A parsing discrepancy in Hono, a web application framework supporting multiple JavaScript runtimes, allows cookie prefix protections to be bypassed through non-breaking space character injection. Versions prior to 4.12.12 contain a flaw where cookie names treated as distinct by browsers are normalized to the same key by the framework's parse() function, enabling attacker-controlled cookies to override legitimate ones. The vulnerability specifically undermines __Secure- and __Host- cookie prefix protections designed to mitigate session hijacking and cross-site request forgery attacks.
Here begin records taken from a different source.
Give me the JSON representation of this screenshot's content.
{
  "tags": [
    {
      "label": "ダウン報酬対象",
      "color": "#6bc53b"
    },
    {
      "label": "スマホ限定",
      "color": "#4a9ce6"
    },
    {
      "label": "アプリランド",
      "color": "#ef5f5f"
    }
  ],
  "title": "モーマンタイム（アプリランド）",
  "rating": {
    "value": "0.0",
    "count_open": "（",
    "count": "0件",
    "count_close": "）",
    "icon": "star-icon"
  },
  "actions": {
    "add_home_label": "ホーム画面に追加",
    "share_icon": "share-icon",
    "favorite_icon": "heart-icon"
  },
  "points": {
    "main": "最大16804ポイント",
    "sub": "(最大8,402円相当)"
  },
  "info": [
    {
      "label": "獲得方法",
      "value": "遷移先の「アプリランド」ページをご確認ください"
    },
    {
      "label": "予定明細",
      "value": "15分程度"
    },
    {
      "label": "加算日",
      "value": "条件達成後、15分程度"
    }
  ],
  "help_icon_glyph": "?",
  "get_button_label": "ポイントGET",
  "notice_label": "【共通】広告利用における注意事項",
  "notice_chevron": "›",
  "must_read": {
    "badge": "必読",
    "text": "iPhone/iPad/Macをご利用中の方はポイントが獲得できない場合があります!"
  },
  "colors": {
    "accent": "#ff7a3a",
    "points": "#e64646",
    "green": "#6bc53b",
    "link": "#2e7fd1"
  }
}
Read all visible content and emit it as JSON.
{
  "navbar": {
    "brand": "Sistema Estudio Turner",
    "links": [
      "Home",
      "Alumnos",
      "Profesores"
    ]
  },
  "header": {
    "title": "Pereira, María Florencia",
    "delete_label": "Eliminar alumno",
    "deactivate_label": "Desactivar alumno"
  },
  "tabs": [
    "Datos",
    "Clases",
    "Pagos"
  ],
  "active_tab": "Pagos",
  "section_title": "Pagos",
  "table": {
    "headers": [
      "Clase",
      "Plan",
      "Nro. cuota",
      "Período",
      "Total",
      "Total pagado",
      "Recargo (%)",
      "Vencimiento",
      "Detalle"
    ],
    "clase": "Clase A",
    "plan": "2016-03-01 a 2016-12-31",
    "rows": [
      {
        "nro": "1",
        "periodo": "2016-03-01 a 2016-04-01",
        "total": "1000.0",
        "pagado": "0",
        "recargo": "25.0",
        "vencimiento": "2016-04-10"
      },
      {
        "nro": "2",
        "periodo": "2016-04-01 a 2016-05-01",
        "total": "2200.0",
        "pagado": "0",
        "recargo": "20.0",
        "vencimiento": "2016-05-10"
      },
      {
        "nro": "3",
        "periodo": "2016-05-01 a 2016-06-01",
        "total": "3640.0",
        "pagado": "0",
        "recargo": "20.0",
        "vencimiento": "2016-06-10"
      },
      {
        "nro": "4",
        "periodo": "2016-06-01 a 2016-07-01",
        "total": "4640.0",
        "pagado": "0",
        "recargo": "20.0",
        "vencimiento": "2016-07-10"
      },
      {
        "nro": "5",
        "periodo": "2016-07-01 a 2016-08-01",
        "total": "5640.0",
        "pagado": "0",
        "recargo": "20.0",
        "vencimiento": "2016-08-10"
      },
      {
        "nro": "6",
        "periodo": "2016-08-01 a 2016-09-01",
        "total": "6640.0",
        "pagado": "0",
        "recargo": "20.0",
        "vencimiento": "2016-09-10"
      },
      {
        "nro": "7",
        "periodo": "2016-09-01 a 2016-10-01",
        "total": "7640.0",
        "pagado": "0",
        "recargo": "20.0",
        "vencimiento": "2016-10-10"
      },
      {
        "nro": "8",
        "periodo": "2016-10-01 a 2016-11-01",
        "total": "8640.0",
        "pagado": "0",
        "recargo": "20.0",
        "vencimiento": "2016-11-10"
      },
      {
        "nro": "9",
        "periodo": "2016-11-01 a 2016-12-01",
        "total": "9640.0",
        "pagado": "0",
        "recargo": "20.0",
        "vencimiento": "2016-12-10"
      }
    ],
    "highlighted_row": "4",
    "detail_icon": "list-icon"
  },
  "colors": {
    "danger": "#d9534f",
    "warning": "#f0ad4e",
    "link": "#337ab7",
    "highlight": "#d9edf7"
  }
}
The core issue stems from inconsistent handling of whitespace prefixes during cookie name parsing. When a cookie name contains a non-breaking space character, browsers preserve the character as part of the name, while Hono's parse() method strips or normalizes this whitespace. An attacker can exploit this gap by setting a malicious cookie with a whitespace prefix that appears distinct to the browser but collapses to the same key as a legitimate cookie server-side. The framework then retrieves the attacker's value instead of the intended one, compromising authentication and session integrity.

The vulnerability affects applications relying on getCookie() for session management, authentication tokens, or security-sensitive operations. Developers using Hono with versions 4.12.5 through 4.12.11 are advised to upgrade to 4.12.12 immediately. Organizations should audit cookie-dependent code paths for potential exploitation vectors, particularly where user-supplied cookie values influence access control or privileged operations. The patch resolves the normalization inconsistency, restoring the expected behavior where prefix-protected cookies cannot be overridden by similarly named attacker-controlled values.